All that remains, then, is the final indignity. In all senses but the administrative, Arsenal’s campaign is over. A season that seemed so rich in promise has curdled into regret. There are three more games to play, an obligation and an ordeal, but nothing tangible to play for: the Premier League title is gone for another year; as of Wednesday, the Champions League too.
That would be painful enough. Worse is that, with the bruises from that defeat still livid, Mikel Arteta and his players must arrange themselves into a guard of honour to welcome Liverpool onto the pitch at Anfield. A fixture that might have been a championship decider is a Calvary instead: the desolate and the defeated bowing to their conquerors.
The energy around Arsenal this season has felt restless, at times almost wild. The early years of Arteta’s tenure were marked by a methodical, trust-the-process approach, a sense that his determination to exploit every marginal gain – the set-piece coaching and training ground Labrador and possibly apocryphal pickpockets – would deliver something tangible, something heavy and metallic, eventually.

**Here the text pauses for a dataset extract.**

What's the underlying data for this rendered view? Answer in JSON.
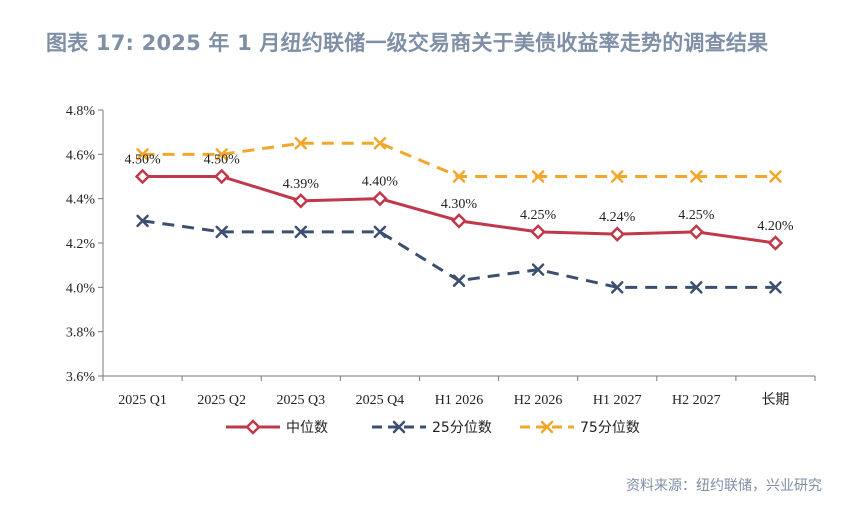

The contrast, now, is stark. A desperation, an urgency has set in, both off the pitch and on it. A small but commendably committed section of the fanbase has spent much of the season constructing an elaborate conspiracy theory that appears to centre on the idea that neither the Premier League nor UEFA, as represented by their whistle-wielding henchmen, wants a globally popular and intensely marketable London-based club to end up as champions.
At the Emirates last week, the fourth official had to man-mark Arteta to prevent him bouncing onto the pitch during the first leg against Paris Saint-Germain. He explained, before the return game, that actually Liverpool had won the title this season with fewer points than Arsenal acquired in the last two, neglecting to mention that this season is not yet over.
In the aftermath of elimination, during an excruciatingly awkward interview with CBS Sports’s remarkably composed Anita Nneka Jones, he claimed not only that there had not been a “better team” in the Champions League than Arsenal, but that several members of Paris Saint-Germain’s coaching staff had told him so. Luis Enrique, his PSG. counterpart, denied that version of events.
A tendency to try and talk a more appealing reality into existence appears to have extended to his players, too: Declan Rice mentioned after the game that Arsenal had run PSG close despite missing “five or six” key members of the squad, which rather overestimates the importance of Takehiro Tomiyasu. (The correct estimate is “definitely two, maybe three.”)
This frenzy is not especially hard to understand. Arsenal seemed, at the start of the season, like the most obvious contenders to the league’s hegemon, Manchester City; when Pep Guardiola’s team started, and continued, to stumble, it felt like Arsenal’s time had come. To a fanbase now entering a 22nd year without a Premier League title, this has been a golden opportunity, wasted.
For Arteta, though, it represents the first real moment of peril in his managerial career. The progress Arsenal have made under his aegis is indisputable. He has taken a team drifting as close to irrelevance as a modern superclub can and restored them to the front rank of powers in England. He has done it with a wage bill that is both enormous compared to all but three or four teams in Europe and some way behind those of Manchester City, Liverpool and Manchester United.
In return, Arsenal’s fans have done as instructed. They have trusted the process. They have accepted that Arteta was taking them on a journey. Their patience, though, is not limitless. The point of a journey, after all, is that it has a destination. Arteta has one more season to reach it, or he might find that all of that energy, all of that frenzy is turned towards him.